De la même manière, j’espère qu’on a assez de recul pour sourire de la façon dont la génération de leaders qui a mené la saga constitutionnelle des années 1980 et 1990 s’est étonnée de voir la perspective autochtone surgir, un peu comme un cheveu sur la soupe, dans son bras de fer entre « peuples fondateurs ». Quel ne fut pas l’émoi collectif lorsqu ’Elijah Harper, leader cri et député de l’Assemblée législative du Manitoba, a bloqué l’adoption de l’Accord du lac Meech, qui n’incluait aucune reconnaissance constitutionnelle pour les Premiers Peuples. On avait cru pouvoir régler la place du Québec dans le Canada sans qu’aucun Autochtone ne lève le doigt pour dire : et nous ?
C’est incroyable, quand même, avec le recul. L’épisode reste un symbole du trou béant dans l’éducation politique et historique de nos dirigeants de l’époque.
Je pourrais donner encore beaucoup d’exemples. Les perspectives autochtones, celles des communautés immigrantes provenant d’autres ex-colonies britanniques, celles des communautés noires et asiatiques qui ont encaissé de plein fouet le racisme de l’Empire, celles immigrant du sud ou de l’est de l’Europe qui ont essuyé le chauvinisme protestant, des familles irlandaises et écossaises qui avaient déjà une longue histoire avec Londres avant de débarquer au Canada viennent compléter les récits familiaux qui continuent de circuler dans bien des familles francophones et acadiennes.
Mais il est rare que l’on considère ces mémoires et ces perspectives comme des éléments qui se complètent. J’ai souvent l’impression que chacun tient à son bout de casse-tête régional, linguistique ou culturel et tente de démontrer aux autres l’importance du morceau qu’il a en main.
Très rares sont ceux qui cherchent à développer une vue d’ensemble du casse-tête.
Ainsi, les mémoires traumatiques entrent en compétition : chacune tire la couverture, personne ne s’écoute véritablement. Et on normalise une vision de la politique où la seule manière d’être respecté, c’est de faire la démonstration de sa force, quitte à écraser plus petit que soi comme on craint soi-même de se faire écraser. Je ne sais pas si on comprend que chaque fois qu’on dit que la seule manière d’être respecté, c’est de redessiner les cartes pour se créer un espace majoritaire, on avoue implicitement ne pas croire qu’il puisse exister un pays où chaque groupe est respecté, peu importe son nombre. Il y a bien sûr plusieurs raisons de vouloir fonder un pays. Mais lorsque l’on justifie son désir par une aspiration à jouir à son tour de la force du majoritaire, le message est bien entendu par les gens qui resteront minoritaires. J’avais dit que j’allais revenir à l’appel du pied.

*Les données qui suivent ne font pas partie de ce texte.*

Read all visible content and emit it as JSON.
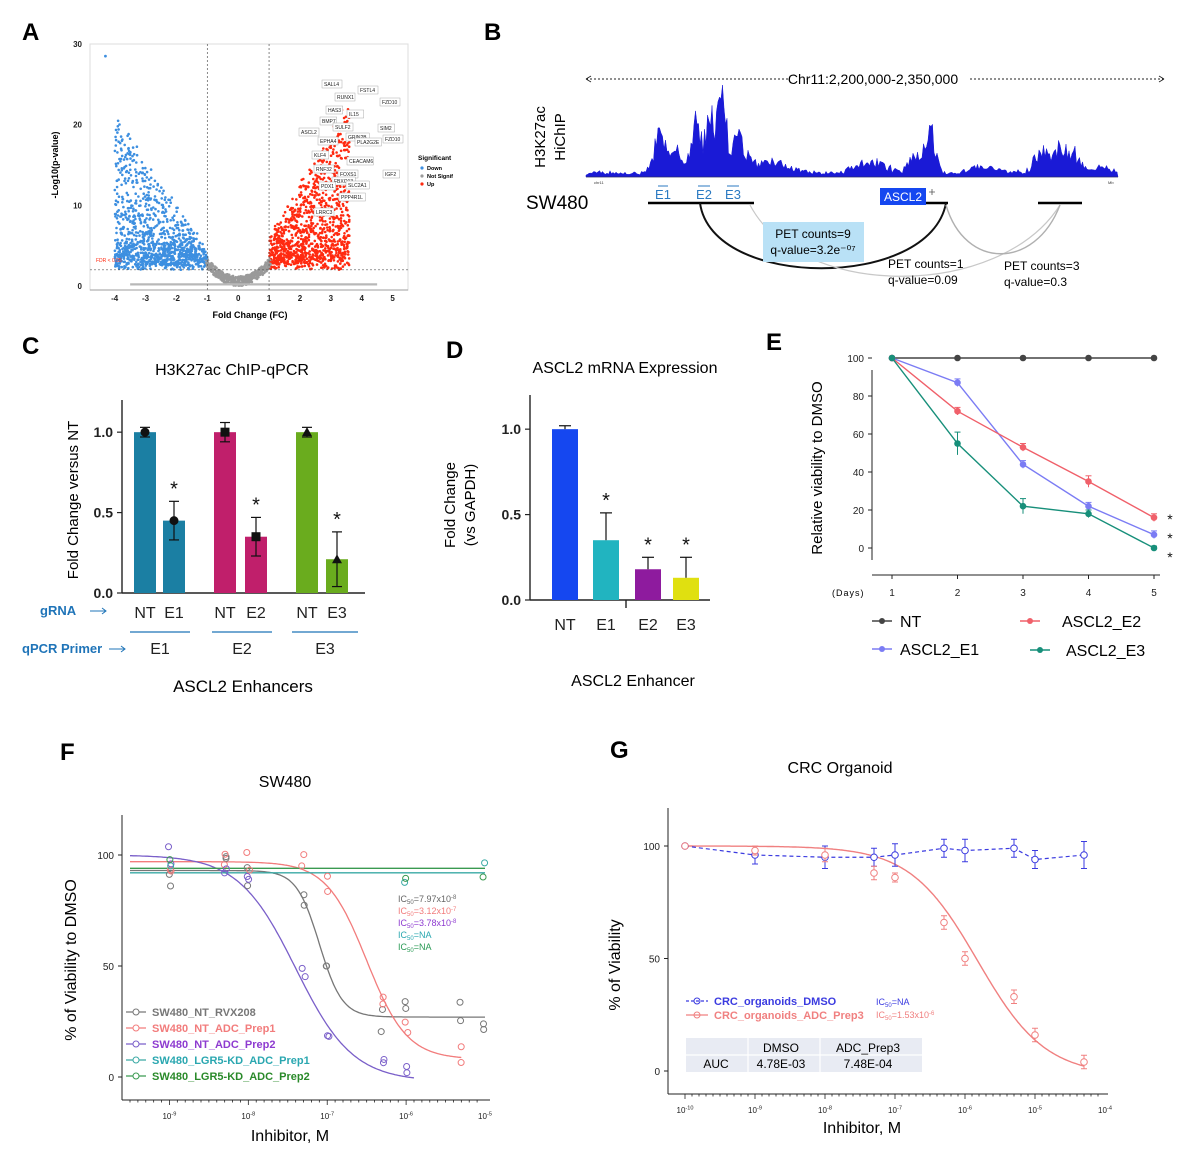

Je pense qu’un exercice de dialogue sur les cicatrices laissées un peu partout par l’histoire de ce pays est nécessaire pour que chacun puisse mieux se comprendre et mieux se respecter.

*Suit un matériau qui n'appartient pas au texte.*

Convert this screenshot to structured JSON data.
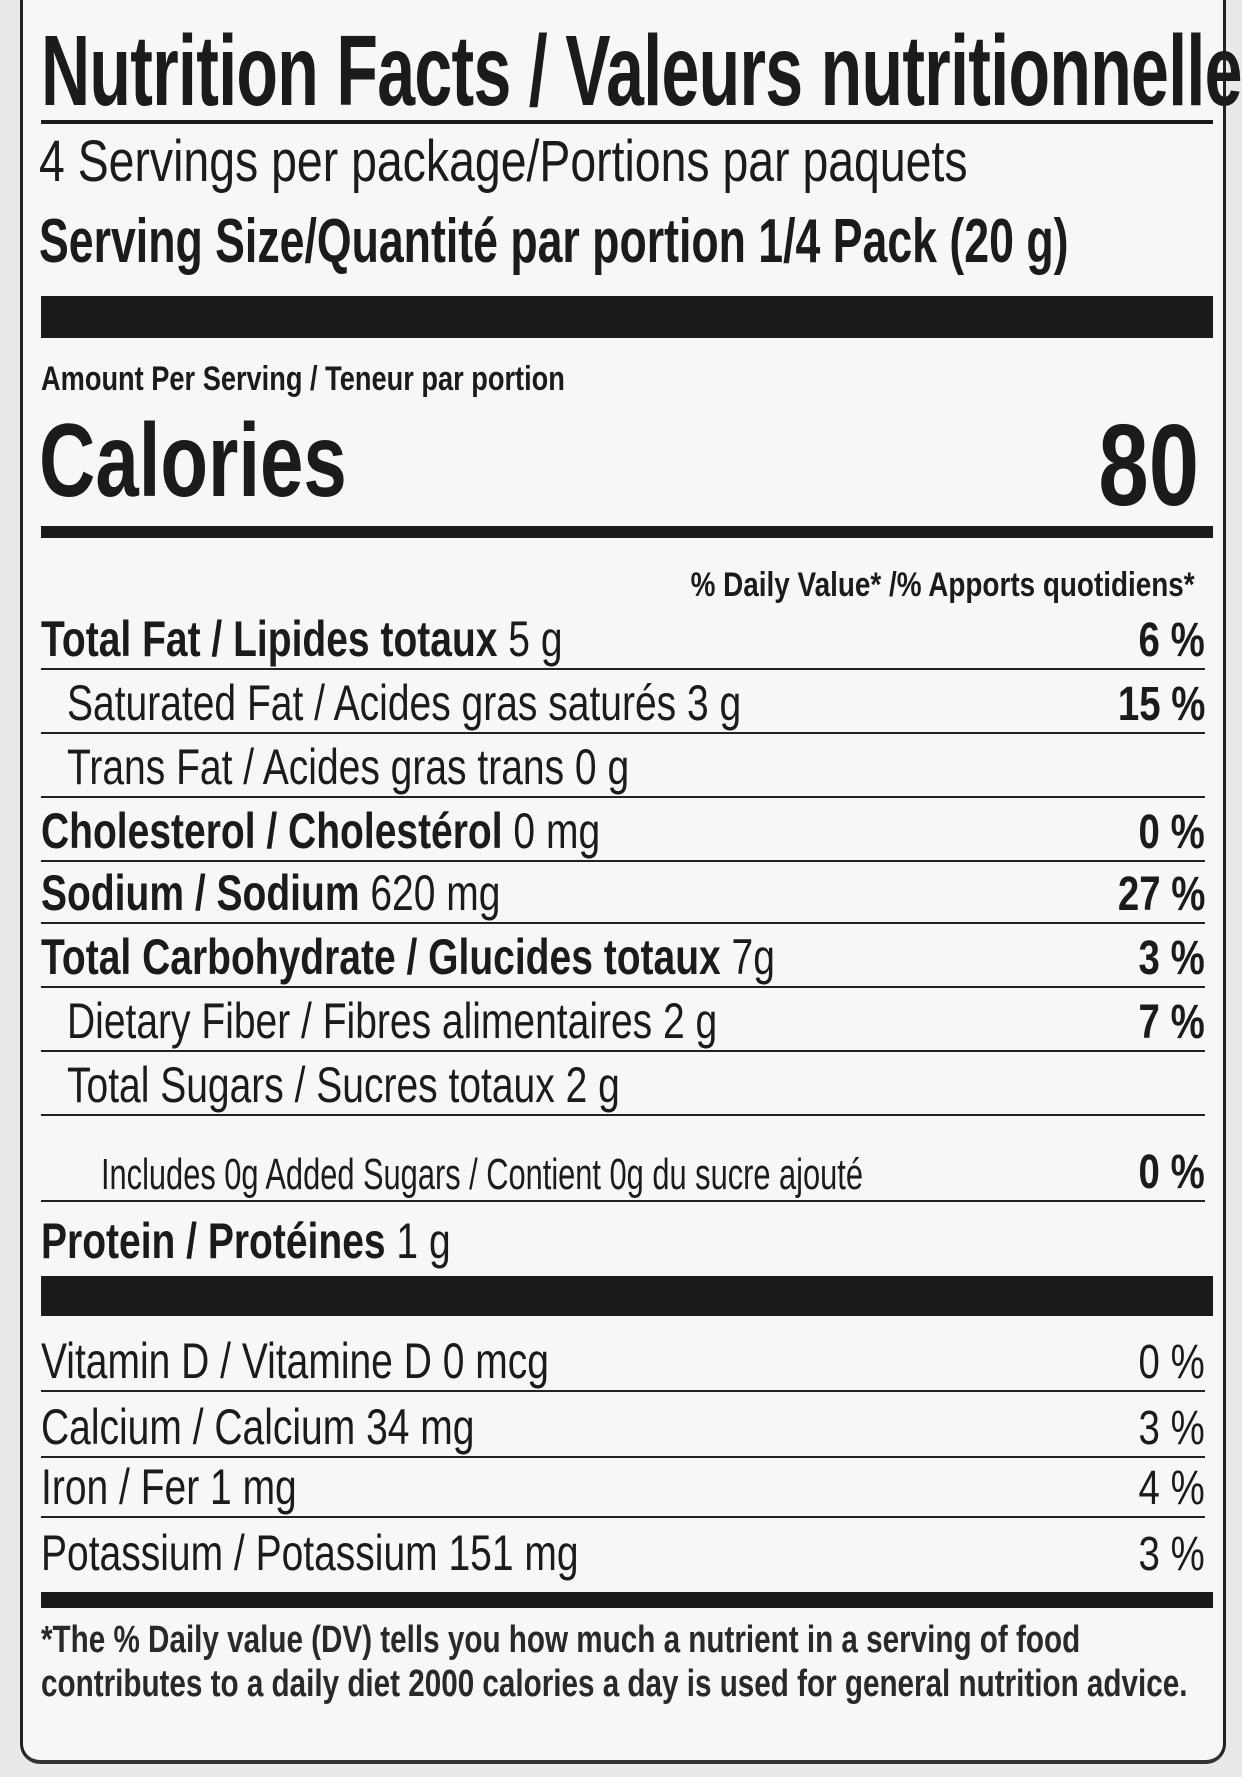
{
  "title": "Nutrition Facts / Valeurs nutritionnelles",
  "servings_per_package": "4 Servings per package/Portions par paquets",
  "serving_size": "Serving Size/Quantité par portion 1/4 Pack (20 g)",
  "amount_per_serving": "Amount Per Serving / Teneur par portion",
  "calories_label": "Calories",
  "calories_value": "80",
  "daily_value_header": "% Daily Value* /% Apports quotidiens*",
  "nutrients": [
    {
      "bold": "Total Fat / Lipides totaux",
      "amount": " 5 g",
      "dv": "6 %"
    },
    {
      "bold": "",
      "amount": "Saturated Fat / Acides gras saturés 3 g",
      "dv": "15 %"
    },
    {
      "bold": "",
      "amount": "Trans Fat / Acides gras trans  0 g",
      "dv": ""
    },
    {
      "bold": "Cholesterol / Cholestérol",
      "amount": " 0 mg",
      "dv": "0 %"
    },
    {
      "bold": "Sodium / Sodium",
      "amount": " 620 mg",
      "dv": "27 %"
    },
    {
      "bold": "Total Carbohydrate / Glucides totaux",
      "amount": " 7g",
      "dv": "3 %"
    },
    {
      "bold": "",
      "amount": "Dietary Fiber / Fibres alimentaires 2 g",
      "dv": "7 %"
    },
    {
      "bold": "",
      "amount": "Total Sugars / Sucres totaux 2 g",
      "dv": ""
    },
    {
      "bold": "",
      "amount": "Includes 0g Added Sugars / Contient 0g du sucre ajouté",
      "dv": "0 %"
    },
    {
      "bold": "Protein / Protéines",
      "amount": " 1 g",
      "dv": ""
    }
  ],
  "vitamins": [
    {
      "name": "Vitamin D / Vitamine D 0 mcg",
      "dv": "0 %"
    },
    {
      "name": "Calcium / Calcium 34 mg",
      "dv": "3 %"
    },
    {
      "name": "Iron / Fer 1 mg",
      "dv": "4 %"
    },
    {
      "name": "Potassium / Potassium 151 mg",
      "dv": "3 %"
    }
  ],
  "footnote": "*The % Daily value (DV) tells you how much a nutrient in a serving of food contributes to a daily diet 2000 calories a day is used for general nutrition advice."
}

Il se fait d’ailleurs déjà tranquillement, au fil de rencontres portées par la société civile — souvent loin des parlements, des caméras et des réseaux sociaux. Vous me permettrez toutefois d’avoir peu confiance en la réussite d’un exercice aussi délicat lorsqu’il est accaparé par la politique partisane ou par des gens qui démontrent peu de curiosité pour l’ensemble du casse-tête.